How was it, Trevor-Roper asks, that this man,
“favoured by society, liberally educated, regarded by all who knew him as intelligent, sensitive and transparently ‘sincere’, [became] not only a traitor, but a traitor of a particularly despicable kind, deceiving, breaking oaths, abusing confidence and destroying friends in the service not of a natural patriotism nor even a consistent ideological doctrine but of a particularly revolting tyranny?
This is indeed one of the great questions of our age, and Trevor-Roper addresses it again in an essay on Michael Straight, the rich American who joined and then left the Cambridge Gang.
However clever and learned Trevor-Roper was, I am not sure he fully answers his question, but maybe nobody has. He is enjoyably disdainful of ‘esoteric and intense’ Cambridge, with its ‘introverted coteries’, and the Apostles, that ‘egregious secret society of self-perpetuating, self-admiring narcissi’ to which Burgess and Blunt belonged (and E.J. Hobsbawm, he might have added). And what he can’t forgive the Gang for, he says, is not their error or even their treachery. ‘I cannot forgive their arrogance. The picture of Blunt, with his thin, precise voice, ordering the lives of others at the behest of “our friends” in Moscow’, reminds Trevor-Roper of a Jesuit general speeding ‘a doomed missionary to the secret priest holes of Elizabethan England’ — a comparison Graham Greene also made, but with admiration!

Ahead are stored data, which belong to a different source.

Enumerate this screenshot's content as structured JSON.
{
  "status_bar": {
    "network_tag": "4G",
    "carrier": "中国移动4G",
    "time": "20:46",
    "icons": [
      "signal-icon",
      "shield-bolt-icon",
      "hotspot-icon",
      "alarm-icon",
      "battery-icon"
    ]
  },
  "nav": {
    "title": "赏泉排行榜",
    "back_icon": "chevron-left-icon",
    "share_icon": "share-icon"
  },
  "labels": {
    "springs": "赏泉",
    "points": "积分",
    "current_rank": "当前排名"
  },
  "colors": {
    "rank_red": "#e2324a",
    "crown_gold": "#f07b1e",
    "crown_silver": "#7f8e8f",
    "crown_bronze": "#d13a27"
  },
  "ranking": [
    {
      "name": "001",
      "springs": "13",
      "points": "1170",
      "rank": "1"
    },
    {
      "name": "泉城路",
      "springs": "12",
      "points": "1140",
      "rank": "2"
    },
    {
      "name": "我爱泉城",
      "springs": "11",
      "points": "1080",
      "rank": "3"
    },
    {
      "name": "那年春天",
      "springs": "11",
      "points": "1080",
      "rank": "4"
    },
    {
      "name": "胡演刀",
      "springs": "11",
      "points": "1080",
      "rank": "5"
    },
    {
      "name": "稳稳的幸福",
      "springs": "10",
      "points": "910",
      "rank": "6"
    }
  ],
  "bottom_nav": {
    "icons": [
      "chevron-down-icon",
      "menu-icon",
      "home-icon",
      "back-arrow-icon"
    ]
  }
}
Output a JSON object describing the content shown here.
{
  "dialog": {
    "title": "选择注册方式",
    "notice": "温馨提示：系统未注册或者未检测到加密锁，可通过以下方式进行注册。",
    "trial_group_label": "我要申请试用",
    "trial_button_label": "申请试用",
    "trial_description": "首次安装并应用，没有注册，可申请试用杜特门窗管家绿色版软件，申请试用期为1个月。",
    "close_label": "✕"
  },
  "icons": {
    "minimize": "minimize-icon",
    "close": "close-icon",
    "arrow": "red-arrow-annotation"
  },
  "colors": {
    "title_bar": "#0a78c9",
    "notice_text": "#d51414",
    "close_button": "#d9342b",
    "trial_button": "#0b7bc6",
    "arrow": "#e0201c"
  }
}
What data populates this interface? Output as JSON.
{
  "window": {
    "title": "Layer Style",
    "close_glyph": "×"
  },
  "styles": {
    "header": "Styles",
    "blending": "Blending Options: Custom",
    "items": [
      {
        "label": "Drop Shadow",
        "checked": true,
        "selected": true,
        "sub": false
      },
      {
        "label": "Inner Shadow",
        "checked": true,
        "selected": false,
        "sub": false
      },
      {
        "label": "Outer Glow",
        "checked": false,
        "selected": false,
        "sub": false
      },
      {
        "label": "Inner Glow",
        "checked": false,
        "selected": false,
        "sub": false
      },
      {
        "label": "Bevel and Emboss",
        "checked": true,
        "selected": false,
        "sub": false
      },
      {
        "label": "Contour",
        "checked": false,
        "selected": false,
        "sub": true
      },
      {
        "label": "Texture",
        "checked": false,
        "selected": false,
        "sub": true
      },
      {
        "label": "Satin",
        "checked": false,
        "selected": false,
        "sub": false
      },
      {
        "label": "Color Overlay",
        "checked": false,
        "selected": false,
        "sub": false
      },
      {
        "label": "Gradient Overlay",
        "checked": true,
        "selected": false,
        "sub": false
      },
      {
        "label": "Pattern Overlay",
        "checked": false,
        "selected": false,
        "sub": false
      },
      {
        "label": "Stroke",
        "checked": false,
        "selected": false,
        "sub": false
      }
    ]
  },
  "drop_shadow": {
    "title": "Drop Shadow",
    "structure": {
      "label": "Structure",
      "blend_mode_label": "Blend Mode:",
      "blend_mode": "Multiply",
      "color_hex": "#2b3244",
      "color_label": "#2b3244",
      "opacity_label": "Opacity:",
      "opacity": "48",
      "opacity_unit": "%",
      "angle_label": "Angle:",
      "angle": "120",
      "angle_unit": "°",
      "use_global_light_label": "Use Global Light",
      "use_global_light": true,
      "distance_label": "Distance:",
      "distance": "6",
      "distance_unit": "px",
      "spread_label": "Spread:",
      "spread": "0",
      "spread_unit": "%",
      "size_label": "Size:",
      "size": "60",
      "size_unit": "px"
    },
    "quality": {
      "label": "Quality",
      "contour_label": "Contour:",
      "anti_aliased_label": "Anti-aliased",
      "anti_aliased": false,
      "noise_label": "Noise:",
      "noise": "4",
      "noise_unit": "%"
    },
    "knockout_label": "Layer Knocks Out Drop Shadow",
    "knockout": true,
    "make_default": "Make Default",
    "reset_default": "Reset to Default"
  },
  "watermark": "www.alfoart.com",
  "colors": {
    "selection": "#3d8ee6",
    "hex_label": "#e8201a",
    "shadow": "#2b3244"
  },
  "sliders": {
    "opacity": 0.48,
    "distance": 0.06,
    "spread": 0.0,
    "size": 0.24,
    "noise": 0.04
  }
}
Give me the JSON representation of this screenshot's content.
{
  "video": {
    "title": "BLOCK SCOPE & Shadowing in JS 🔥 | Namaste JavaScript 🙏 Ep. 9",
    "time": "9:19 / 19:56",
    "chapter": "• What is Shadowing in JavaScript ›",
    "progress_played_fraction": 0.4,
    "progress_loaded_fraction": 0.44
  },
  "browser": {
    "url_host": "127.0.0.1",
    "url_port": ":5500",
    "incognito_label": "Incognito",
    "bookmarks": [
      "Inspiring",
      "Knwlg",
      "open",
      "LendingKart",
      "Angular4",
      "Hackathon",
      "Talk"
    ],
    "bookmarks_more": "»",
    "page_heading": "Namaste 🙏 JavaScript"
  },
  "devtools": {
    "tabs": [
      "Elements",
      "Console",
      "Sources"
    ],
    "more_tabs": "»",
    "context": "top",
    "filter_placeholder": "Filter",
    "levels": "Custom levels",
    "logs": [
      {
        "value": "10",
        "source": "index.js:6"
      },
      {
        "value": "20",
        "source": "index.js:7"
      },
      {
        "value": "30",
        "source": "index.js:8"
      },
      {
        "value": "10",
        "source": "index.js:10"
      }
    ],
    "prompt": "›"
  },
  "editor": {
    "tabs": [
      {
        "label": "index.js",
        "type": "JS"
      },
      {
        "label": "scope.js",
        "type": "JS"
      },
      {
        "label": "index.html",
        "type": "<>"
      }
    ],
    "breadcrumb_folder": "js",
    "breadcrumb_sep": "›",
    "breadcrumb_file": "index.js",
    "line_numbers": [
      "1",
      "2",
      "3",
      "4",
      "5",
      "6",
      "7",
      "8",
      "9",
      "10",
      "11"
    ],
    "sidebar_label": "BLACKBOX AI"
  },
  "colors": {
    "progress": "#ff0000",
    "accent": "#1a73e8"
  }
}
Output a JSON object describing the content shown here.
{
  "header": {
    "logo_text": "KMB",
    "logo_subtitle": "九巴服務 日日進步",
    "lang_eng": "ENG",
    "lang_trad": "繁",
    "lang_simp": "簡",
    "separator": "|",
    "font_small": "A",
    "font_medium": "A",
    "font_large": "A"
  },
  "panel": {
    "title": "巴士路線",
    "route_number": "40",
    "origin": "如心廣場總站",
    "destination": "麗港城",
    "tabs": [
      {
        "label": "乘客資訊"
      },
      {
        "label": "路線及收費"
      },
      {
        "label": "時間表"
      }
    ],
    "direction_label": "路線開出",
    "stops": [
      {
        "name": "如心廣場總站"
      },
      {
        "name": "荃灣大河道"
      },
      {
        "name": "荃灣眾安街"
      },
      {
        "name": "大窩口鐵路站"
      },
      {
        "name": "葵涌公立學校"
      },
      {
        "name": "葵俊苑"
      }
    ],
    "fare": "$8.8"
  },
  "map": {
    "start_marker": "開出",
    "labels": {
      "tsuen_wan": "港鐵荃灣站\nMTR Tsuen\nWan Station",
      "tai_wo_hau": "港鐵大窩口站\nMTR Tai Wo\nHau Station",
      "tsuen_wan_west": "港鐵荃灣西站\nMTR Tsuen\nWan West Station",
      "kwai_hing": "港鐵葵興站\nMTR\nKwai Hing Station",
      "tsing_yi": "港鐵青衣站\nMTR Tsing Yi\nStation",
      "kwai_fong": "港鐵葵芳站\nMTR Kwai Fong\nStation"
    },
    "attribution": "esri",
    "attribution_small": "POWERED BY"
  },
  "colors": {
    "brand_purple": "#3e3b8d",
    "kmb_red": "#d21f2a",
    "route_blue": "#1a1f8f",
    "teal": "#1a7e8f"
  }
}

One other thought arises on reading this fascinating collection, concerning the dismal episode of the Hitler Diaries. For all that Trevor-Roper enjoyed high living and country sports, he might have remained a scholar and writer but for the war, and that plunge into the world of action. Isaiah Berlin once wrote penetratingly of ‘those two notorious occupational “complexes” of dons — a repressed yearning for spectacular worldly success and influence, and a resentful odium academicum of those who aspire to it’. Trevor-Roper wasn’t content to be an Oxford don and a marvellous writer; he wanted to be an homme du monde. At one point, that yearning undid him; happily, we can now enjoy his true legacy, on the printed page.